Did Stephen confuse the cave of Machpelah with the field at Shechem in Acts 7:16?

Stephen's sentence collapses two distinct patriarchal land-purchases into one — the cave Abraham bought from Ephron the Hittite and the field Jacob bought from the sons of Hamor — and Genesis preserves both transactions independently. The conflation is real; the typological point survives it.

Yes — the sentence conflates two patriarchal land-purchases. The Genesis source-texts preserve both transactions independently, and the conflation is plain on the surface of Stephen's speech.

Here is the verse:

καὶ μετετέθησαν εἰς Συχὲμ καὶ ἐτέθησαν ἐν τῷ μνήματι ᾧ ὠνήσατο Ἀβραὰμ τιμῆς ἀργυρίου παρὰ τῶν υἱῶν Ἑμμὼρ ἐν Συχέμ

«And they were carried over to Shechem, and laid in the tomb that Abraham bought for a sum of silver from the sons of Hamor in Shechem.» — Acts 7:16

Now the two Genesis source-passages. The Machpelah purchase is unambiguous:

וַיִּשְׁקֹל אַבְרָהָם לְעֶפְרֹן אֶת הַכֶּסֶף ... אַרְבַּע מֵאוֹת שֶׁקֶל כֶּסֶף

«And Abraham weighed out for Ephron the silver ... four hundred shekels of silver.» — Genesis 23:16

Abraham. Ephron the Hittite. Hebron. Four hundred shekels. A cave.

The Shechem purchase is just as unambiguous, but it belongs to Jacob two generations later:

וַיִּקֶן אֶת חֶלְקַת הַשָּׂדֶה אֲשֶׁר נָטָה שָׁם אָהֳלוֹ מִיַּד בְּנֵי חֲמוֹר אֲבִי שְׁכֶם בְּמֵאָה קְשִׂיטָה

«And he bought the parcel of a field where he had pitched his tent, from the hand of the sons of Hamor, Shechem's father, for a hundred qesitah.» — Genesis 33:19

Jacob. Hamor. Shechem. A hundred qesitah. A field.

Two different patriarchs. Two different sellers. Two different cities. Two different currencies. Stephen's sentence puts Abraham at the Shechem field — and Abraham was never at the Shechem field. The Genesis text knows the difference.
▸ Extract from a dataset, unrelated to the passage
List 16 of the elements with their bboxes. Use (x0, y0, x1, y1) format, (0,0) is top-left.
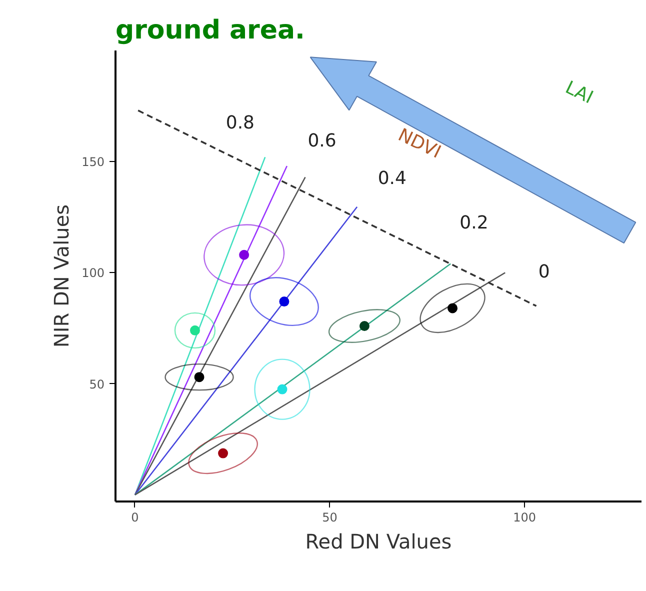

Joshua 24:32 will later record that Joseph's bones were brought up from Egypt and buried «in Shechem, in the parcel of ground that Jacob bought from the sons of Hamor for a hundred qesitah» — naming Jacob explicitly as the buyer.

So how do we read Acts 7:16? Three honest options have been proposed across the history of interpretation, and they should be named rather than smoothed over.

The first reading takes the conflation as deliberate. Stephen is summarizing two patriarchal land-purchases as a single typological act — the patriarchs buy graves with silver in a land they do not yet inherit. The point of his speech is the sojourner's posture (Acts 7:5 has already noted that God «gave him no inheritance in it, not even a foot's length»), and the rhetorical fusion of the two purchases serves that argument.

The second reading takes the conflation as Stephen's own summary, where memory has compressed two well-known events into a single line. Stephen is speaking under indictment, in a Spirit-filled defense, and the text of Acts records the speech as he gave it — including its compressions.

The third reading attempts harmonization — proposing that Abraham may have made an earlier purchase at Shechem unrecorded in Genesis, or that the verse blends with traditional Jewish accounts of patriarchal burials at multiple sites. The Genesis source-data does not support this directly, and the harmonizing readings are inferential rather than textual.

What the article does not try to do is force a resolution. The two Genesis source-fields are both present in the database, both verifiable, both attributed to the right patriarch. The textual difficulty in Acts 7:16 is real. What both source-passages share, and what Stephen's speech foregrounds, is the patriarchal posture: silver weighed for a burial-plot in promised land they did not yet hold. That posture is the spine of the speech, and it is the spine of the Genesis 23 cave-purchase, and it is the spine of Hebrews 11:13.

The full study names the difficulty, cites both Genesis source-passages, and leaves the adjudication to studies of Acts and reception history. What it preserves is the lens that Hebrews and Peter and Paul all reach for: paroikos kai parepidemos — sojourner and stranger.